Se um faxineiro é capaz de poupança e outro tem crédito, ambos são capitalistas, inclusive capazes de investir, seja emprestando a juros por conta própria, seja depositando numa conta remunerada bancária, seja comprando ações ou montando um negócio próprio. Não é uma "acabada" sociedade sem classes, mas certamente não é a sociedade de classes descrita por Marx como radicalizada no capitalismo.
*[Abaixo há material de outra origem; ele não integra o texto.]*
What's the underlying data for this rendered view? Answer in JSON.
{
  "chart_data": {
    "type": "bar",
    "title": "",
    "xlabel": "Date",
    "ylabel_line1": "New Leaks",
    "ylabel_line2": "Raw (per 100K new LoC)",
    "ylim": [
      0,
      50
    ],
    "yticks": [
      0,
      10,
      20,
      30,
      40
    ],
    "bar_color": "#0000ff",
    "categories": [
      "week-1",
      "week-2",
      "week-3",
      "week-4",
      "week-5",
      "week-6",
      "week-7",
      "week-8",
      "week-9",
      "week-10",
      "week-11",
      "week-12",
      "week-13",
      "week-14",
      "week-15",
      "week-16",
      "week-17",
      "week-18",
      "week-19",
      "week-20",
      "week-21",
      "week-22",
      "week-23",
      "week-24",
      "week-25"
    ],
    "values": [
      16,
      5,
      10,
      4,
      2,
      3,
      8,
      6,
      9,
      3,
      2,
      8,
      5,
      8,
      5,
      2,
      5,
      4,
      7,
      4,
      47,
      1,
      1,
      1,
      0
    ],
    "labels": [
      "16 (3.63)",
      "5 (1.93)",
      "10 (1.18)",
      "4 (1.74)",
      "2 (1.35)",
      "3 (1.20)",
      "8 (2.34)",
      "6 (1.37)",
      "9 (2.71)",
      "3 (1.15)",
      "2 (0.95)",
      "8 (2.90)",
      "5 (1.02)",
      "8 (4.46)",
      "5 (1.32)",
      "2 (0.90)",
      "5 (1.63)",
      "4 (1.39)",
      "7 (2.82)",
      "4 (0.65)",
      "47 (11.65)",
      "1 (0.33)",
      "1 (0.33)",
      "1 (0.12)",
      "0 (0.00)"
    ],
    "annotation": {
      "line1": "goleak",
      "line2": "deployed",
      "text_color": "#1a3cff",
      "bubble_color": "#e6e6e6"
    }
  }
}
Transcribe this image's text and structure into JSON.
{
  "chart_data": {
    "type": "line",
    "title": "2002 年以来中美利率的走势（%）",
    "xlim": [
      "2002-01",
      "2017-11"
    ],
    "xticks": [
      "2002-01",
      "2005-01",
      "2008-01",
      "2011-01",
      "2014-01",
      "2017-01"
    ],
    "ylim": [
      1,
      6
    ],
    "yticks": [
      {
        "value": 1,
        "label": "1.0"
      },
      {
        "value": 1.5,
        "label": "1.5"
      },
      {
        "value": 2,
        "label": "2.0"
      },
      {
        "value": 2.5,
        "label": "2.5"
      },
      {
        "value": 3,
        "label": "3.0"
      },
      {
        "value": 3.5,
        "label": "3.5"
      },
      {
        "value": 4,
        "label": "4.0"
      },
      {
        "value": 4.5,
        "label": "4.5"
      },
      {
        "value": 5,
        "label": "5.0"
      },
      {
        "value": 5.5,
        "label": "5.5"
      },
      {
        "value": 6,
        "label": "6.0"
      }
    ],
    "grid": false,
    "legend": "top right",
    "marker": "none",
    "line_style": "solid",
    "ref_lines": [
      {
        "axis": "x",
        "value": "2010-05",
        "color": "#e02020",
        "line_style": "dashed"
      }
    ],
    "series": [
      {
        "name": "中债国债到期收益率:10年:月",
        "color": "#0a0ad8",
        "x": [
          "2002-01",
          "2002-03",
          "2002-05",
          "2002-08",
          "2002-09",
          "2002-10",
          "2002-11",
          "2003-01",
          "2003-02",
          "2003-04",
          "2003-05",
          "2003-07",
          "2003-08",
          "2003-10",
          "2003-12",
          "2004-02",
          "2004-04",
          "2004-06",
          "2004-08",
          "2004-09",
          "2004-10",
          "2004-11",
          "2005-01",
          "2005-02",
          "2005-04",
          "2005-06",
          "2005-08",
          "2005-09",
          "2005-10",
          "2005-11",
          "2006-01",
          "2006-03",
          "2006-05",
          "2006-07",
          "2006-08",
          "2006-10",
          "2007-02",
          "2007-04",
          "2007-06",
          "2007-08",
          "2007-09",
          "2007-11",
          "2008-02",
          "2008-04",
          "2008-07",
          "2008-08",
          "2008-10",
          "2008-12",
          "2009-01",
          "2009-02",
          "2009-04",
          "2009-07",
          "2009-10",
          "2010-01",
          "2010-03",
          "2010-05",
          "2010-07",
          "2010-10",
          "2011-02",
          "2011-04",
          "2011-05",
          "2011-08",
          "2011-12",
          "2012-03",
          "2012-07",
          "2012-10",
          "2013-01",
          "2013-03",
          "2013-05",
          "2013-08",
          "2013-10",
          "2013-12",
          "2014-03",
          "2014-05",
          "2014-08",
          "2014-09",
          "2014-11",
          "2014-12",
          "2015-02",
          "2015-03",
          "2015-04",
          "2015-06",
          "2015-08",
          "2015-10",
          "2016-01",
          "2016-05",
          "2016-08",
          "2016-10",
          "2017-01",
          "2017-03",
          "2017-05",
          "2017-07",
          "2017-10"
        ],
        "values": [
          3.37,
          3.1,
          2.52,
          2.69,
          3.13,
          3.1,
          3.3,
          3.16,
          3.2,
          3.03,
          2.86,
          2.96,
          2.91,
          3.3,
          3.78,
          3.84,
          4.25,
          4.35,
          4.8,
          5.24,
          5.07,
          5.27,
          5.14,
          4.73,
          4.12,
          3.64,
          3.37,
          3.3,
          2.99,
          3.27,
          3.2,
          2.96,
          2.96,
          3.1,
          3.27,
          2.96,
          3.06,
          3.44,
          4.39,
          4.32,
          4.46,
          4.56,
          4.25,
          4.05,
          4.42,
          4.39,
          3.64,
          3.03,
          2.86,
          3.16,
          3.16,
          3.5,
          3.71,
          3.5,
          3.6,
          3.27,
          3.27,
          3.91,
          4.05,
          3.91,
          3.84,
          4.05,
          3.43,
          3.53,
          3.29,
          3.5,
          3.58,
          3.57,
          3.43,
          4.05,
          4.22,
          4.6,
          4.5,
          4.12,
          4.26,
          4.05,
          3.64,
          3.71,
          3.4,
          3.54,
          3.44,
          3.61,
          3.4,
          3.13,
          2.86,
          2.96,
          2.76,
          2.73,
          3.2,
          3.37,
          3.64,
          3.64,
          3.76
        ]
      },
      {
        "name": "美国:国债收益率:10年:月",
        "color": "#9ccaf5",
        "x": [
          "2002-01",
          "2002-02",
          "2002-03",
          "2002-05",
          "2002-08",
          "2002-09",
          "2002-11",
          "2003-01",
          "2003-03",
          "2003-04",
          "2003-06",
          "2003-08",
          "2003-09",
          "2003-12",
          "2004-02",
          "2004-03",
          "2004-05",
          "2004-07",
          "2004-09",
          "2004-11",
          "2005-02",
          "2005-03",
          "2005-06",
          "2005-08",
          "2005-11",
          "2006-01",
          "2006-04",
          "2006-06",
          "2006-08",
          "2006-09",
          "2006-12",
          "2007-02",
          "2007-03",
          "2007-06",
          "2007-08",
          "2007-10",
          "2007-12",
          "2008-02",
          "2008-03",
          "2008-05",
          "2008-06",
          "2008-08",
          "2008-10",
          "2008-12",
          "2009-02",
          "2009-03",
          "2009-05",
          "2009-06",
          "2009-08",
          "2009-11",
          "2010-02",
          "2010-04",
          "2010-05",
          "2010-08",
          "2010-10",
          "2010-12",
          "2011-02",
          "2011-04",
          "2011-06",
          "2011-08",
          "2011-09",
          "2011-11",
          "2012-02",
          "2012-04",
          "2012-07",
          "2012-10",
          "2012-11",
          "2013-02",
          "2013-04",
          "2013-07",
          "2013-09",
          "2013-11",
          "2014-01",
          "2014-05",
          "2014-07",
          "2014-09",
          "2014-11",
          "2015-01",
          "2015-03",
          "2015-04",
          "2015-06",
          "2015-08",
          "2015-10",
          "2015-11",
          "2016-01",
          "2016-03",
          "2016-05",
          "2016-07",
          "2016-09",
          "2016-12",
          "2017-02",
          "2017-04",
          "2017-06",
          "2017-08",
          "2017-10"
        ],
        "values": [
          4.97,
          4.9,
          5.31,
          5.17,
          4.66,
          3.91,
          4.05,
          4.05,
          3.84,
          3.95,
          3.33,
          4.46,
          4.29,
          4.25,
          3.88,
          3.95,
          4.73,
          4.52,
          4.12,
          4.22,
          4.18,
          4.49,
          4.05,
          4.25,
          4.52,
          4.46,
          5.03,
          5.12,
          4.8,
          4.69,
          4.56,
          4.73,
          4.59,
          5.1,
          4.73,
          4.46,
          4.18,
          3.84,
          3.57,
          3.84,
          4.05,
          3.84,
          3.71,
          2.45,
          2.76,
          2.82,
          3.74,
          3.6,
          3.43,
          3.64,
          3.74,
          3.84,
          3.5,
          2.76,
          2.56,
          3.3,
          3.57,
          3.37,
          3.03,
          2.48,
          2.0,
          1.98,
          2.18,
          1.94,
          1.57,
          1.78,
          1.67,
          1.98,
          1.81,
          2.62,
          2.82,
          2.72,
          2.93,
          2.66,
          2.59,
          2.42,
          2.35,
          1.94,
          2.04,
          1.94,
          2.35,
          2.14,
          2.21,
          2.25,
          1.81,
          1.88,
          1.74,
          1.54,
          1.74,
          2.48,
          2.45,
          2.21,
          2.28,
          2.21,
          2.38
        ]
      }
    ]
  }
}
Pode-se argumentar que assim como a empresa em geral pode ser descrita como um feixe de contratos, os bancos são feixes ainda mais centralizadores de decisões econômicas individuais. Nisso o principal problema não é o da exploração de uma classe por outra, mas problemas clássicos de agência, em que, assim como na política contemporânea, a economia contemporânea é dividida em mais ou menos pequenos investidores (pessoas físicas, pequenas ou até relativamente grandes empresas) e em grandes agenciadores desses investimentos - os bancos, os quais, no entanto, podem eles mesmos ser objeto de investimento dos pequenos investidores.
O problema seja pelo aspecto político, seja pela perspectiva econômico (divisão problemática) está na ficção (ou limites) das assembleias gerais, das eleições ou votações em geral.
*RÉGIS ANTÔNIO COIMBRA é filósofo e advogado formado pela UFRGS. Especialista em Direito e Economia e, atualmente, é Acadêmico da Licenciatura em Dança pela UFRGS.
Hehe... talvez seja importante contextualizar que esse texto é uma resposta a outro texto que caracterizava a greve nas IFES como um clássico exemplo do conflito entre capital e trabalho (ou, mais precisamente, entre capitalistas e trabalhadores). Começava dizendo que o fato de só os professores terem recebido proposta mostrava bem a diferença de valoração do trabalho intelectual e do trabalho... não tão intelectual.